To properly make choux pastry for cakes, you need to follow simple but useful culinary tips for making flour dough at home:

  • It is recommended to sift the flour used to make profiteroles at least once, and add it not in portions, but all at once.
  • Chicken eggs, if they are stored in the refrigerator compartment, will need to be removed approximately 3 hours before the start of making the workpiece. If you use eggs that are below room temperature, the dough may not turn out well, which in turn will affect the quality of the baked product.
  • Eggs need to be beaten into the raw materials in stages. In this case, the flour mixture will need to be pre-cooled so that the whites do not curl. After beating in each egg, the dough should be thoroughly kneaded.
  • It is recommended to melt the butter not separately, but with water as it boils.
  • The consistency of the dough also affects the quality of the baked product. The texture should be such that when it hits the baking sheet, the dough does not spread. At the same time, it is advisable to knead the flour mixture with a hand whisk and very quickly so that the raw material does not have time to cool.
  • It is recommended to bake the cake immediately after mixing the raw materials, while it is warm. Otherwise, the products may not turn out as expected.

  • It is recommended to plant profiteroles on a baking sheet using a cooking bag. The distance between the workpieces should be from 5 to 7 cm.
  • The treat should first be baked at 220°C for 20 minutes, and then the temperature should be lowered to 190°C and the baked goods should be cooked until ready. It is also contraindicated to open the oven door during baking. This may affect the quality of baked goods.
  • To give profiteroles new flavor shades, it is recommended to soak the blanks with lemon, sugar or chocolate glaze.
  • It is strictly forbidden to violate the recipe or change the quantity or weight of the required ingredients when forming custard flour raw materials for cakes.
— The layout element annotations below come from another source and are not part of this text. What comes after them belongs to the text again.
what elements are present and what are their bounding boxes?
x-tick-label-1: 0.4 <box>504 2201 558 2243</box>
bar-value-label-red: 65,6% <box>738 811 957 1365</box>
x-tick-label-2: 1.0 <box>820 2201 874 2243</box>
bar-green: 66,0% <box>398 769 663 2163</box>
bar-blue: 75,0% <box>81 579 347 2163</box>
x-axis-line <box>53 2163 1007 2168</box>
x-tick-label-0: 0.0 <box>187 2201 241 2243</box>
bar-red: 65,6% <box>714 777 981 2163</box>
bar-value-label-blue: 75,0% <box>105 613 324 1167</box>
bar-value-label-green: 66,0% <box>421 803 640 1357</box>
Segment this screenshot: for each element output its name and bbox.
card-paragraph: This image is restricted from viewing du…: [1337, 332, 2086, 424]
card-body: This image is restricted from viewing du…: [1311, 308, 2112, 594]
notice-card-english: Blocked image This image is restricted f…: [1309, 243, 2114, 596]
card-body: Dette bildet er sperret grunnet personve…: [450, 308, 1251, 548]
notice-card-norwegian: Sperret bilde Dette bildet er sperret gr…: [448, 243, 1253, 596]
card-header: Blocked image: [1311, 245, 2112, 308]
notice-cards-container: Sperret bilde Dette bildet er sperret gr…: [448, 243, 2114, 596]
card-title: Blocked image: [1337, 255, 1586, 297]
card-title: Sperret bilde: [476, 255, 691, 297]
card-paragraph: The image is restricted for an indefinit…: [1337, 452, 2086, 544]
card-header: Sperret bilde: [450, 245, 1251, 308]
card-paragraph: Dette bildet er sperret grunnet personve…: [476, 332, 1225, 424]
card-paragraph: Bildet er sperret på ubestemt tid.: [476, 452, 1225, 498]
This will cause the flour mixture to become either stiff or very runny.
  • Water can be replaced with milk, and instead of 4 eggs, you can use 2 whites and 2 eggs.
  • It is not recommended to interrupt the process of making profiteroles, as this may cause the raw materials to simply fall off.

The choux pastry recipe is very simple and versatile. Therefore, such a flour preparation can be used not only to create profiteroles, but also eclairs, pizza, pasties, dumplings, and also dumplings. Any delicacy turns out appetizing, tender and airy.